Tatum, who has cemented his status as an elite player in this postseason, scored 21 in the first half, pushing Boston to a 62-54 lead in the half.

But Tatum went 0 for 2 with those six turnovers in the third quarter, closing the night with 29.

As the Heat did with Young and Harden, the Heat double-teamed Tatum at times and tried to take the ball out of his hands. It clearly worked in the second half.

Jaylen Brown shot 0 for 4 with two turnovers in that third quarter, then scored 13 in the fourth to finish with 24.

Celtics center Robert Williams - who had missed significant time over the past six weeks with a knee injury - returned to the starting lineup and set the tone early in the absence of Al Horford, who’s in COVID protocol.

Williams had an impact on both ends in a 12-point, 5-rebound first half and finished with 18 and 9.

But Adebayo was the better player in the second half, finishing with 10 points, 4 rebounds and 4 blocks on a night he took only four shots.

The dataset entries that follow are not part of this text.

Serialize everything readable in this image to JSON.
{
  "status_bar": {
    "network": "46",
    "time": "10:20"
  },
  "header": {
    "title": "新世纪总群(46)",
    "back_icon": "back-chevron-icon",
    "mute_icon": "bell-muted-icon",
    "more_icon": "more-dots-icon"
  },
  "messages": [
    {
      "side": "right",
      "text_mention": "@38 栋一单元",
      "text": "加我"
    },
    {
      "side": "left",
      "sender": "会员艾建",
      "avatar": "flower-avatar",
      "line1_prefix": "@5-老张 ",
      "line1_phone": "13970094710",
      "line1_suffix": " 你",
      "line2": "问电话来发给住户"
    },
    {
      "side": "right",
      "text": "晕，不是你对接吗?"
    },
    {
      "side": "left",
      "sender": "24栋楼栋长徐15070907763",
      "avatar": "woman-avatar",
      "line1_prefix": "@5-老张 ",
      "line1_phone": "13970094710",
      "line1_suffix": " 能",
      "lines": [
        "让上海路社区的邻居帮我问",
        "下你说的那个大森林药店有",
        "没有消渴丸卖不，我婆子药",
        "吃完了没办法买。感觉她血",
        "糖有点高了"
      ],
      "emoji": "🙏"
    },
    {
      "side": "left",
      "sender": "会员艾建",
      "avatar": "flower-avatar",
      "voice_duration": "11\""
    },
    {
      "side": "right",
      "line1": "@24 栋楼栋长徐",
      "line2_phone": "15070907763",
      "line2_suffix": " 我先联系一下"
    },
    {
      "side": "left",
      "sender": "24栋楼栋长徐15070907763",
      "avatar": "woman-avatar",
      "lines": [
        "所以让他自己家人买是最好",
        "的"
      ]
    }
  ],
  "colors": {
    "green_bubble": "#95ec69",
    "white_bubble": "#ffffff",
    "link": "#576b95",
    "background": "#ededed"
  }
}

Besides missing Horford, the Celtics played without Defensive Player of the Year Marcus Smart, who was sidelined by a foot injury.

With two starters sidelined, Celtics coach Ime Udoka played only eight until the final moments.

Erik Spoelstra went nine deep, using Herro, Victor Oladipo, Dewyane Dedmon and Caleb Martin off the bench but once again bypassing Duncan Robinson.

But Boston, behind 10 first quarter points from Tatum, led 28-25 after 1, and then surged ahead by 13 in the second, with Tatum scoring 11 in the quarter and Payton Pritchard 7.

Of Boston’s 62 first half points, 42 came in the paint.

But then suddenly, and dramatically, everything changed, and the Heat once again began to resemble the defensive dynamo that went 8-3 in postseason entering this series.

Game 2 is 8:30 p.m. Thursday at FTX Arena.